Larry Beckett
Amarillo
from U.S. Rivers
Seven Cities of Gold / Pantex Nuclear Plant
Coronado, if
I ever find
Cibola,
the seven cities of gold:
across the Llano Estacado,
only
pueblos, and that friar’s lie,
Quivira,
across the Palo Duro,
only the yellow
rose of Pantex:
seventy-two hours
a week, he watches
that there’s no breach
in the warheads,
pits, plutonium, over
the Ogallala aquifer,
Texas water,
under the prairies,
one thousand centuries.
Larry Beckett was born in Glendale, California, in 1947. His poetry has been published in Zyzzyva, Field, Margie, Salamander, the anthology Portland Lights from Nine Lights Press, and his first book, Songs and Sonnets from Rainy Day Women Press, was favourably reviewed in the San Francisco Chronicle.
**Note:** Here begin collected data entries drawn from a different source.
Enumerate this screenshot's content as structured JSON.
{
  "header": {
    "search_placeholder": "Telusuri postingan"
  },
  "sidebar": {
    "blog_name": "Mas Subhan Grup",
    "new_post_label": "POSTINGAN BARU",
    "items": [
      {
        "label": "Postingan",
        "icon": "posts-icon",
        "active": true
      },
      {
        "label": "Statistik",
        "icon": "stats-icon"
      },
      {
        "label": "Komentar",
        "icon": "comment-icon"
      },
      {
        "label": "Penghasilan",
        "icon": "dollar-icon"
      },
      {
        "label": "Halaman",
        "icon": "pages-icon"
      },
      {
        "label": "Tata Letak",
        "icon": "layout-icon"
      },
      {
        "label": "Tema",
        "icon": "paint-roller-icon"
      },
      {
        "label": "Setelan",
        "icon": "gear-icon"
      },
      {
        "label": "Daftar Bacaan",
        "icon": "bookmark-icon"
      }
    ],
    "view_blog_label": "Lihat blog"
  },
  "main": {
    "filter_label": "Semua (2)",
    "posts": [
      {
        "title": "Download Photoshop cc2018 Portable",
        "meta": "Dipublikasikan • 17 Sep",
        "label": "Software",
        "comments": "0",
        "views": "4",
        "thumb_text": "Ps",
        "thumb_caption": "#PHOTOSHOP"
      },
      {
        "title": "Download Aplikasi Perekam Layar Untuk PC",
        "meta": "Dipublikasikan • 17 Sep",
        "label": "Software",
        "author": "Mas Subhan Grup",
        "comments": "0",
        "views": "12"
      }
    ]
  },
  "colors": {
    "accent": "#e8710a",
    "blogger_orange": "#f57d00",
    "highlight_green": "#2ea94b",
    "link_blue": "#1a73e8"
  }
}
Beat Poetry, a study of the San Francisco renaissance, was published by Beatdom Books. Paul Bunyan, a book-length poem, is out from Smokestack Books, and has received positive reviews in Zyzzyva and The Recusant. He performed the poem at the UK’s Ledbury Poetry Festival. Wyatt Earp, a novel in prose poetry, is forthcoming from Alternating Current Press. The complete U.S. Rivers was performed in a choral reading by a company of actors, and recorded. His work has been commended by Jack Hirschman, David Meltzer, Tom Clark, Ann Charters, David Young, and U.S. Poet Laureates W. S. Merwin and Charles Wright. Beckett lives in Portland, Oregon.